Bill Cosby on "the gun"

From Deborah Simmons at the Washington Times. Bill Cosby weighs in on the Trayvon Martin killing:

“The gun.” 
Those two simple words flowed easily from the mouth of social commentator Bill Cosby during an exclusive interview Friday regarding the Trayvon Martin case, arguably the most high-profile, citizen-on-citizen U.S. slaying facing the Obama administration.
Trayvon was killed Feb. 26 in Sanford, Fla., by neighborhood watchman George Zimmerman, who told police that a “confrontation” with the unarmed 17-year-old led him to shoot in self-defense.
“We’ve got to get the gun out of the hands of people who are supposed to be on neighborhood watch,” said Mr. Cosby, whose remarks were the first he has made publicly about the case. 
“Without a gun, I don’t see Mr. Zimmerman approaching Trayvon by himself,” Mr. Cosby explained. “The power-of-the-gun mentality had him unafraid to confront someone. Even police call for backup in similar situations. 
“When you carry a gun, you mean to harm somebody, kill somebody,” he said.
An award-winning actor and great American humorist, Mr. Cosby, 74, is best know for the ground-breaking NBC sit-com “The Cosby Show,” stand-up routines and recorded performances, all of which are infused with familial humor. 
Scheduled to perform April 28 at the Kennedy Center, Mr. Cosby continues to grace multiple platforms, and is scheduled to tickle funny bones as co-emcee at the April 12 gala celebrating the reopening of the historic Howard Theatre in Northwest Washington.
But it was at another celebration, the NAACP marking of the 50th anniversary of the landmark 1954 Brown v.

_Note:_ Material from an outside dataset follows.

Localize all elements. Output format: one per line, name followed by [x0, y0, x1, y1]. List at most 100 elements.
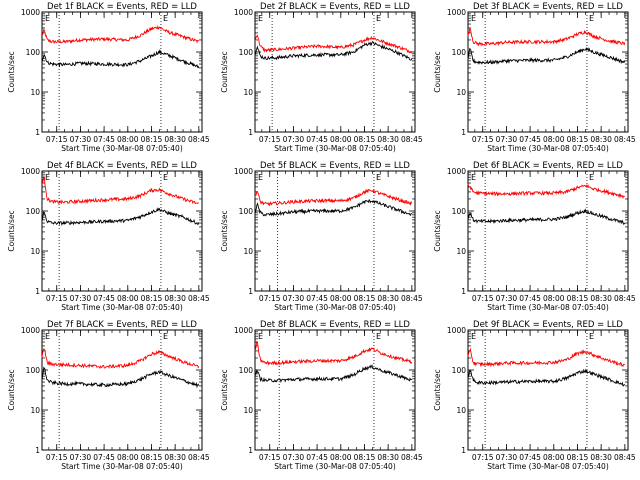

Board of Education school-desegregation decision by the U.S. Supreme Court, that saw Mr. Cosby take a spot on the forefront of controversial social commentary. 
In his remarks at the 2004 event, Mr. Cosby pointed out to the audience that blacks had essentially created a new lower rung on the socioeconomic ladder by failing to police their children. Since then, he has traveled the nation and used social media to expound the virtues of personal accountability, responsible parenting and a sound education.
Cosby is a great example of a public figure who has consistently urged civility, reconciliation, and responsibility in matters of race. "Personal accountability, responsible parenting and a sound education" are the prerequisites for a good life and for a peaceful just society. Our policies should be aimed at strengthening the family and keeping our neighborhoods safe.

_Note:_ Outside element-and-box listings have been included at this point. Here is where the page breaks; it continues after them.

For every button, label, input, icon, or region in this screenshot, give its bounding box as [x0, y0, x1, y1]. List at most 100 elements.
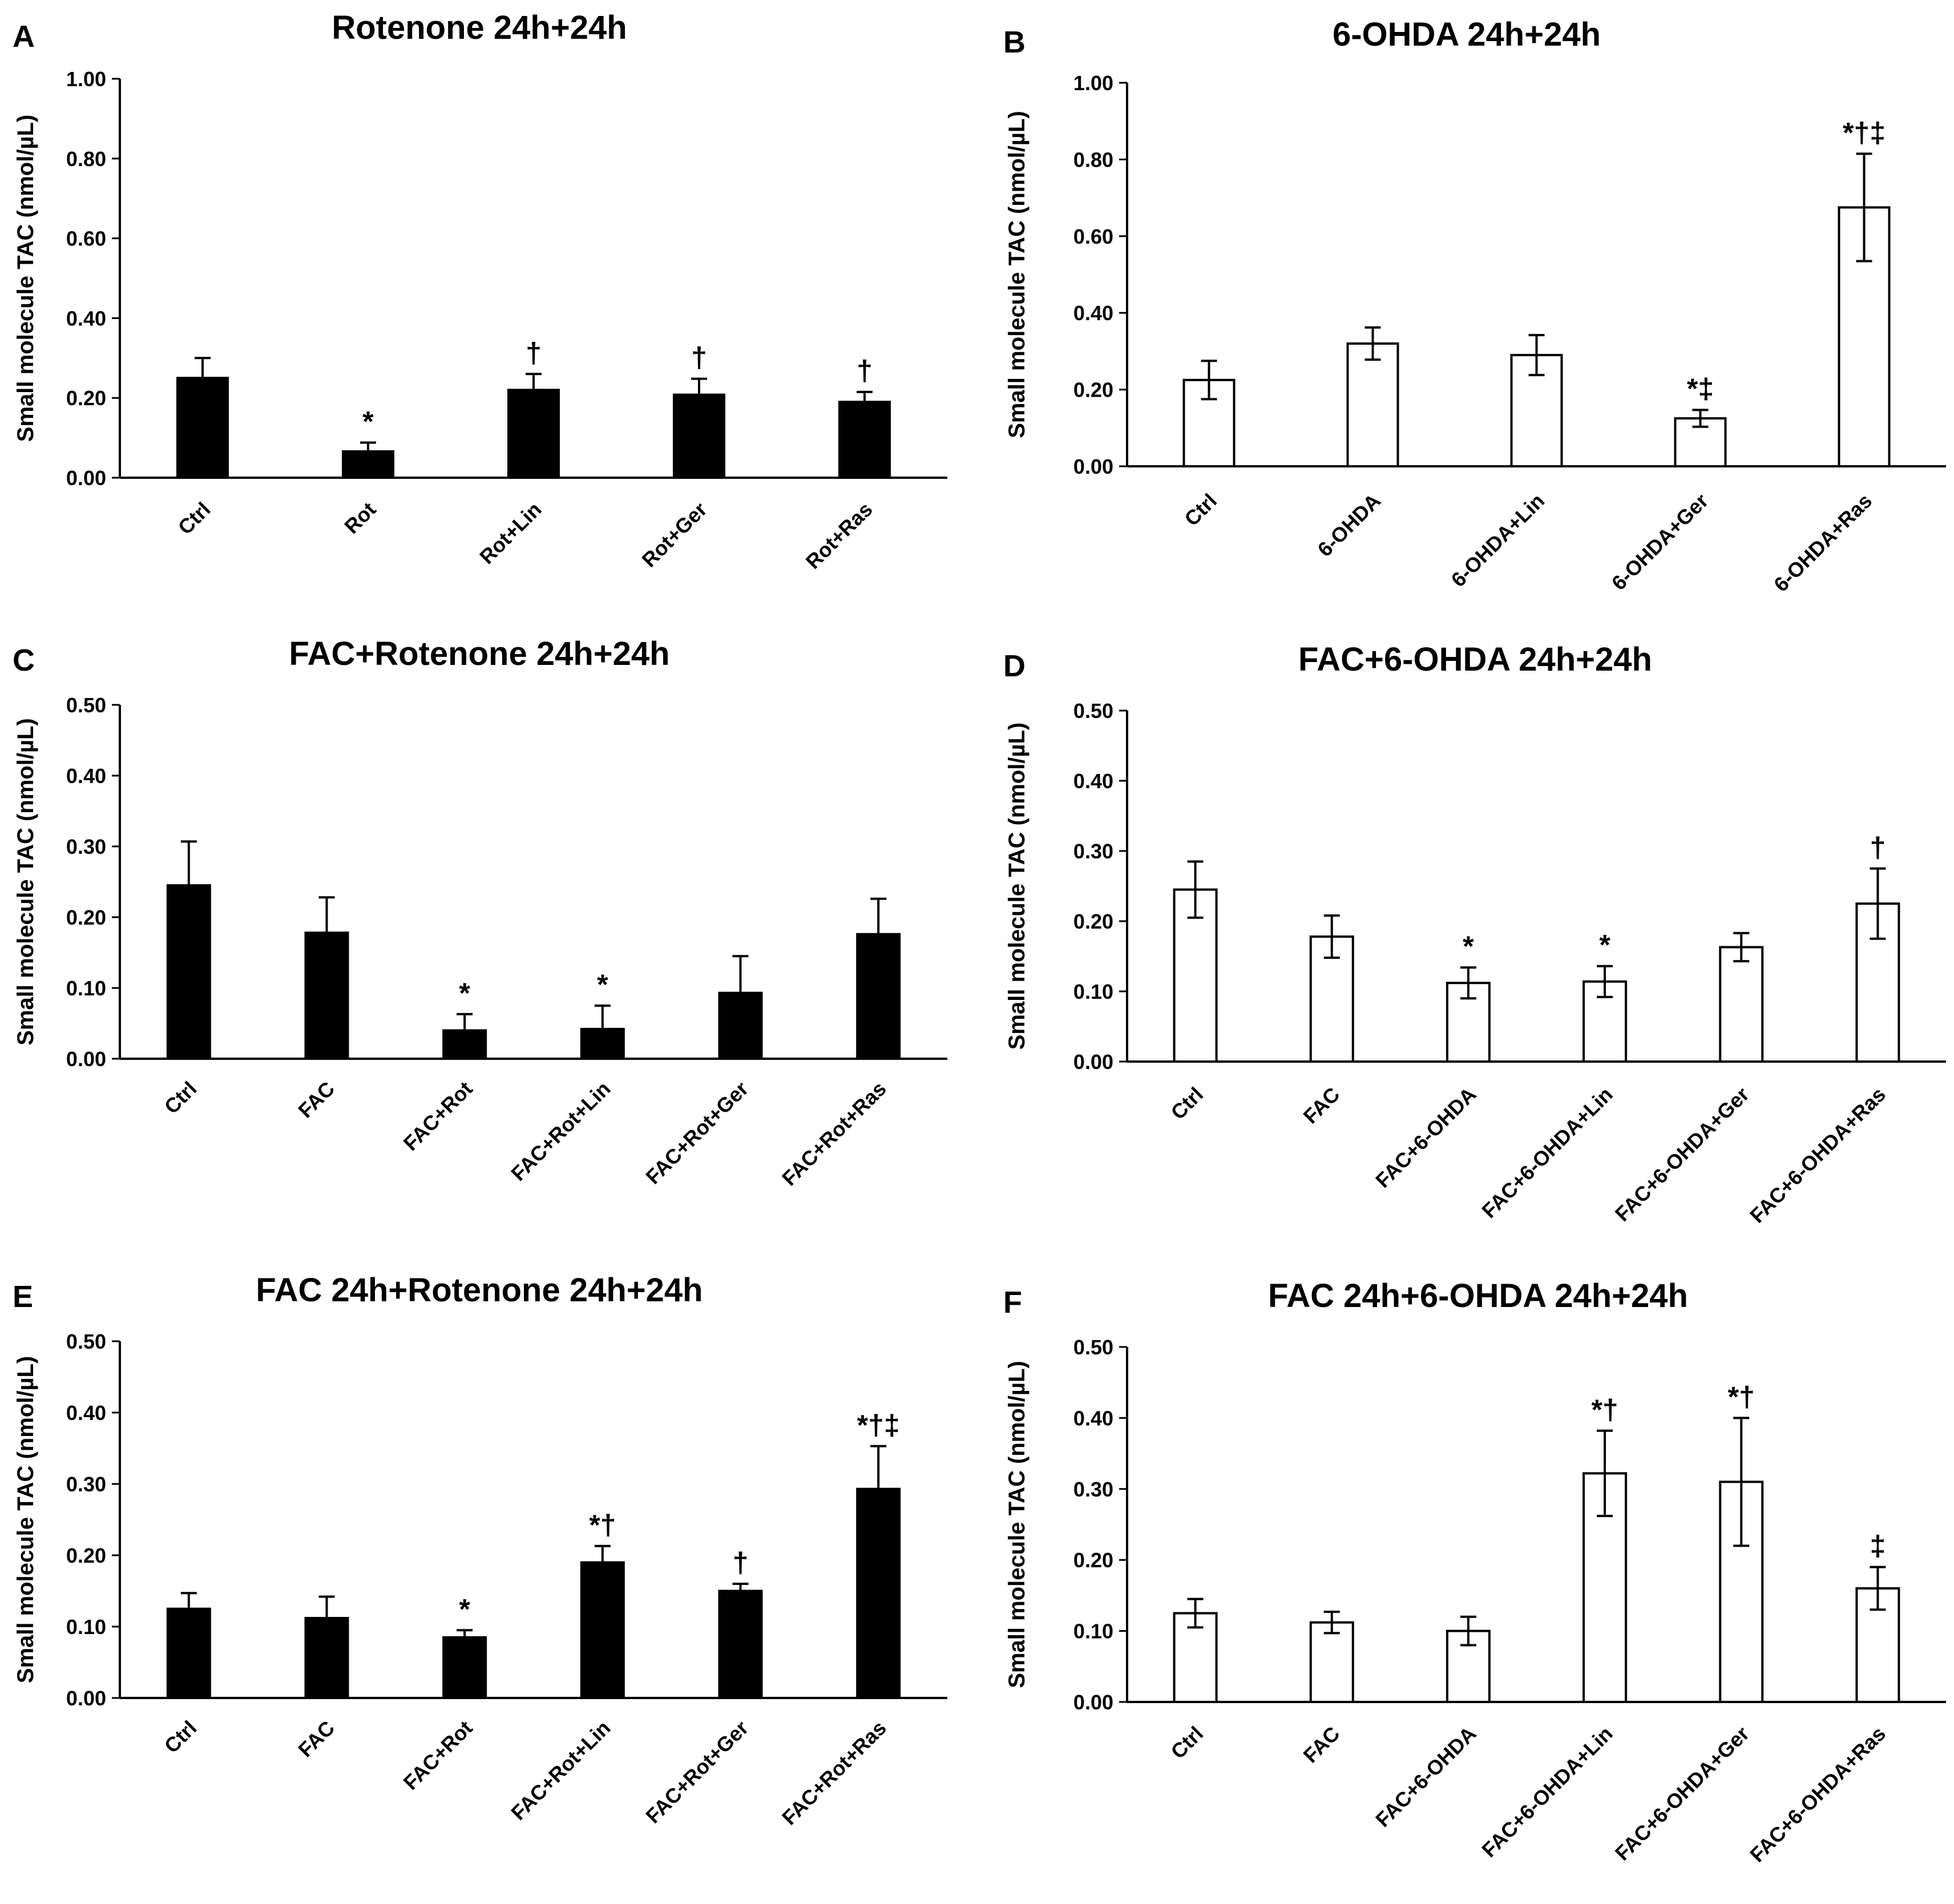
significance-marker: *†: [1591, 1394, 1618, 1426]
y-tick-label: 0.10: [1073, 1620, 1113, 1643]
y-tick-label: 0.40: [1073, 301, 1113, 325]
bar: [856, 1487, 901, 1699]
x-tick-label: 6-OHDA+Ras: [1769, 489, 1876, 596]
chart-panel-e: E FAC 24h+Rotenone 24h+24h Small molecule …: [13, 1272, 947, 1829]
bar: [304, 1617, 349, 1699]
x-tick-label: Ctrl: [1166, 1722, 1208, 1764]
bar: [442, 1029, 487, 1060]
chart-title: Rotenone 24h+24h: [332, 9, 627, 46]
bar: [1719, 946, 1764, 1063]
x-tick-label: Ctrl: [160, 1716, 201, 1758]
bar: [1309, 1621, 1354, 1704]
x-tick-label: FAC+Rot+Ger: [641, 1716, 753, 1828]
y-axis-label: Small molecule TAC (nmol/µL): [1004, 723, 1030, 1050]
x-tick-label: FAC+6-OHDA+Ras: [1745, 1722, 1890, 1867]
chart-title: 6-OHDA 24h+24h: [1333, 16, 1601, 53]
chart-panel-b: B 6-OHDA 24h+24h Small molecule TAC (nmol/…: [1003, 16, 1946, 596]
panel-letter: A: [13, 19, 35, 54]
y-axis-label: Small molecule TAC (nmol/µL): [1004, 1361, 1030, 1688]
significance-marker: *: [459, 977, 470, 1009]
bar: [176, 377, 229, 479]
y-tick-label: 0.00: [1073, 1050, 1113, 1074]
significance-marker: *†‡: [857, 1409, 900, 1441]
x-tick-label: FAC+Rot+Ras: [777, 1077, 891, 1191]
significance-marker: *†‡: [1843, 116, 1886, 148]
significance-marker: †: [857, 355, 873, 387]
bar: [856, 933, 901, 1060]
chart-panel-c: C FAC+Rotenone 24h+24h Small molecule TAC …: [13, 635, 947, 1190]
y-tick-label: 0.00: [66, 1047, 106, 1071]
y-tick-label: 0.20: [66, 906, 106, 929]
x-tick-label: Rot+Lin: [475, 498, 546, 568]
y-tick-label: 0.20: [1073, 378, 1113, 402]
x-tick-label: Rot: [340, 498, 380, 538]
y-tick-label: 0.40: [66, 306, 106, 330]
y-tick-label: 1.00: [66, 67, 106, 91]
y-axis-label: Small molecule TAC (nmol/µL): [13, 115, 38, 442]
y-tick-label: 0.40: [66, 1401, 106, 1425]
chart-title: FAC 24h+Rotenone 24h+24h: [256, 1272, 703, 1309]
y-tick-label: 0.50: [66, 693, 106, 717]
bar: [166, 884, 211, 1060]
y-tick-label: 0.20: [66, 386, 106, 410]
chart-title: FAC+Rotenone 24h+24h: [289, 635, 669, 672]
y-tick-label: 0.40: [1073, 769, 1113, 793]
x-tick-label: FAC+Rot+Ger: [641, 1077, 753, 1189]
x-tick-label: FAC: [293, 1716, 339, 1762]
significance-marker: †: [691, 342, 707, 374]
significance-marker: *: [1463, 930, 1474, 962]
x-tick-label: Ctrl: [160, 1077, 201, 1119]
panel-letter: E: [13, 1280, 33, 1314]
y-tick-label: 0.00: [1073, 455, 1113, 478]
x-tick-label: FAC+6-OHDA+Lin: [1477, 1083, 1617, 1223]
y-tick-label: 0.30: [1073, 1478, 1113, 1501]
panel-letter: C: [13, 643, 35, 677]
y-tick-label: 0.00: [66, 1687, 106, 1710]
y-tick-label: 0.10: [66, 1615, 106, 1639]
bar: [673, 393, 725, 479]
y-tick-label: 0.30: [66, 835, 106, 858]
x-tick-label: FAC+Rot+Ras: [777, 1716, 891, 1830]
bar: [580, 1561, 625, 1699]
chart-title: FAC+6-OHDA 24h+24h: [1298, 641, 1652, 678]
x-tick-label: FAC+6-OHDA+Lin: [1477, 1722, 1617, 1862]
y-tick-label: 1.00: [1073, 71, 1113, 95]
significance-marker: *: [597, 969, 608, 1001]
y-axis-label: Small molecule TAC (nmol/µL): [1004, 111, 1030, 438]
significance-marker: *: [459, 1593, 470, 1625]
y-tick-label: 0.20: [1073, 910, 1113, 933]
bar: [507, 389, 560, 479]
x-tick-label: Ctrl: [173, 498, 215, 539]
y-tick-label: 0.40: [1073, 1406, 1113, 1430]
significance-marker: *‡: [1687, 373, 1714, 405]
y-tick-label: 0.00: [66, 466, 106, 490]
bar: [580, 1027, 625, 1060]
y-tick-label: 0.80: [66, 147, 106, 171]
bar: [1346, 342, 1399, 468]
x-tick-label: FAC: [293, 1077, 339, 1123]
chart-panel-d: D FAC+6-OHDA 24h+24h Small molecule TAC (n…: [1003, 641, 1946, 1228]
x-tick-label: FAC+6-OHDA: [1371, 1083, 1480, 1192]
y-tick-label: 0.60: [1073, 225, 1113, 248]
significance-marker: *†: [589, 1509, 616, 1541]
bar: [166, 1607, 211, 1699]
y-axis-label: Small molecule TAC (nmol/µL): [13, 718, 38, 1045]
x-tick-label: Rot+Ras: [801, 498, 877, 574]
bar: [718, 1590, 763, 1699]
chart-panel-f: F FAC 24h+6-OHDA 24h+24h Small molecule TA…: [1003, 1277, 1946, 1867]
bar: [718, 991, 763, 1060]
x-tick-label: FAC+6-OHDA: [1371, 1722, 1480, 1832]
x-tick-label: FAC+6-OHDA+Ger: [1610, 1722, 1754, 1865]
x-tick-label: 6-OHDA+Lin: [1447, 489, 1549, 592]
bar: [304, 931, 349, 1060]
significance-marker: †: [733, 1547, 749, 1579]
chart-panel-a: A Rotenone 24h+24h Small molecule TAC (nmo…: [13, 9, 947, 574]
x-tick-label: Ctrl: [1166, 1083, 1208, 1124]
panel-letter: B: [1003, 25, 1026, 59]
y-tick-label: 0.10: [1073, 980, 1113, 1003]
x-tick-label: Rot+Ger: [637, 498, 712, 572]
bar: [442, 1636, 487, 1699]
significance-marker: †: [1870, 832, 1886, 864]
y-tick-label: 0.20: [66, 1544, 106, 1567]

He is certainly right about the gun in the Martin killing. It obviously was central to the tragedy. I do not favor gun control, generally speaking, for two reasons: the Second Amendment, and because there is no evidence that it prevents killings. But I understand Cosby's point, and I agree that a neighborhood watch zealot heading out the door with a gun to chase a "suspect" is a disaster waiting to happen.

By the way, you may recall the tragic death of Cosby's son Ennis, who was murdered by a white man during a robbery. Cosby didn't invoke any racial issues in his son's murder, and in fact he pleaded against the death penalty for his son's killer. Cosby is a class act.

Bill Cosby is a very good and wise man. We need to hear a lot more from him, and a lot less from the professional hate-mongers who stoke racism for their own personal gain.